Jesús Carrasco.
Intemperie.
Seix Barral. Barcelona, 2013.
Pocas veces una primera novela suscita una unanimidad en el elogio – algo parecido al entusiasmo que celebró Juegos de la edad tardía- como la que ha provocado Intemperie, de Jesús Carrasco, que publica Seix Barral.
La clave hay que buscarla en la calidad de una prosa que no es la de un principiante, sino la de alguien que ha adiestrado su oficio en el relato breve.
Una prosa solo enturbiada por algunos llamativos descuidos y un error insistente –la confusión de una olla con una hoya dos veces en la misma página- que resultan más chocantes precisamente por aparecer en una narración en la que el esmero estilístico es casi constante y consigue mantener un tono intenso y duro a lo largo de sus doscientas páginas.
Y es posible que haya otra clave aún más determinante para explicar por qué una novela itinerante y de aprendizaje como esta absorbe al lector y lo mantiene en esa tensión sostenida sobre un fondo de relatos tradicionales desde este comienzo inquietante:
Desde su agujero de arcilla escuchó el eco de las voces que lo llamaban y, como si de grillos se tratara, intentó ubicar a cada hombre dentro de los límites del olivar. Berreos como jaras calcinadas. Tumbado sobre un costado, su cuerpo en forma de zeta se encajaba en el hoyo sin dejarle apenas espacio para moverse. Los brazos envolviendo las rodillas o sirviendo de almohada, y tan sólo una mínima hornacina para el morral de las provisiones.
Intemperie es una novela intensa construida a base de una serie de rasgos narrativos que forman parte de una tradición ancestral: la de los arquetipos inconscientes que llaman a lo más hondo de la memoria colectiva y convocan las pulsiones y los miedos primarios.
Propp en su Morfología del cuento y Campbell en su análisis del monomito exploraron ese fondo tradicional que regula los mecanismos narrativos, atraviesa la mitología y la literatura desde su origen y fecunda géneros cinematográficos como el western. Algunas de esas funciones se actualizan también en esta obra: el padre brutal, la función de salida, la huida del antagonista, la ayuda de un donante, la persecución, las pruebas que hay que superar, el cruce del umbral exterior en el que empieza otra realidad, el objeto mágico, los ritos de paso…
Quizá por eso el lector se siente desde la primera línea atrapado por la oculta razón de la huida, por un secreto que sólo emerge al final, en un territorio inhóspito y sin nombre, pero conocido; en un tiempo sin tiempo de estructuras cíclicas y frente a unos personajes confundidos con el paisaje agreste y desolado por la maldición de una naturaleza agresiva.
El niño, el cabrero, el alguacil, el tullido, las cabras, los perros soportan entre ruinas, muladares y llanuras desérticas una sequía bíblica que cala en la podredumbre apestosa de los cuerpos sin nombre.
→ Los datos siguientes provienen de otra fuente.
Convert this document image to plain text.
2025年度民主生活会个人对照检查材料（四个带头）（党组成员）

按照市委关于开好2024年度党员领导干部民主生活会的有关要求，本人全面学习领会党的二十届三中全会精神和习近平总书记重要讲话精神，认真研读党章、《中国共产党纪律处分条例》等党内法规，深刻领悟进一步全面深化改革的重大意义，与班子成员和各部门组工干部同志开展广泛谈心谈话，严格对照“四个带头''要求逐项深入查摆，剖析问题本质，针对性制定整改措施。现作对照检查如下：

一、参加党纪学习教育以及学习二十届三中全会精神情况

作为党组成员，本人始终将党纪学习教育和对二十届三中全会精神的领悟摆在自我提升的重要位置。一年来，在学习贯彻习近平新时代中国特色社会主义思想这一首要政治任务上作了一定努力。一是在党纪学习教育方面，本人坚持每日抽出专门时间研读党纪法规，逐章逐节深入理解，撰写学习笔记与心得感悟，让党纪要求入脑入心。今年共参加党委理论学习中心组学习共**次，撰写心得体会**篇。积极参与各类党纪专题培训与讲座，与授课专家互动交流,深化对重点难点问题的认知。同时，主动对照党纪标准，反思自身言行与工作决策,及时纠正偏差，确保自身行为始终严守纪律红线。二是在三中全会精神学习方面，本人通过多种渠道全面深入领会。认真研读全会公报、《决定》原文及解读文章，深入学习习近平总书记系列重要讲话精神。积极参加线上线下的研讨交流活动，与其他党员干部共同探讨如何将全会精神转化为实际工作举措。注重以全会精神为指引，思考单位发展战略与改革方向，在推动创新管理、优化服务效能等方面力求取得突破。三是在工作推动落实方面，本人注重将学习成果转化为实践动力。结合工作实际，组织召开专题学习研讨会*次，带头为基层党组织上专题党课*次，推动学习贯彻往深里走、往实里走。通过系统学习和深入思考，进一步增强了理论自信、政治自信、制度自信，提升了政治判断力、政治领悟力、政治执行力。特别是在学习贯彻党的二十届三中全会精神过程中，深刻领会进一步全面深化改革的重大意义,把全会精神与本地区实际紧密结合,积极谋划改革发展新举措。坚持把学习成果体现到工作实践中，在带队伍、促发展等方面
Es la costra de la miseria que se fosiliza sobre una pestilencia atávica y confunde en el mismo hedor a los personajes con los animales y con el aire.
Abundante en sangre y en materia fecal, atravesada por un secreto violento y situada en un yermo paisaje atormentado e irredento, esa intemperie hostil que es el eje de la novela acaba convirtiéndose en una metáfora de la vida humana y de su desvalimiento en un mundo tan descarnado como la naturaleza y los cuerpos dolientes de la obra.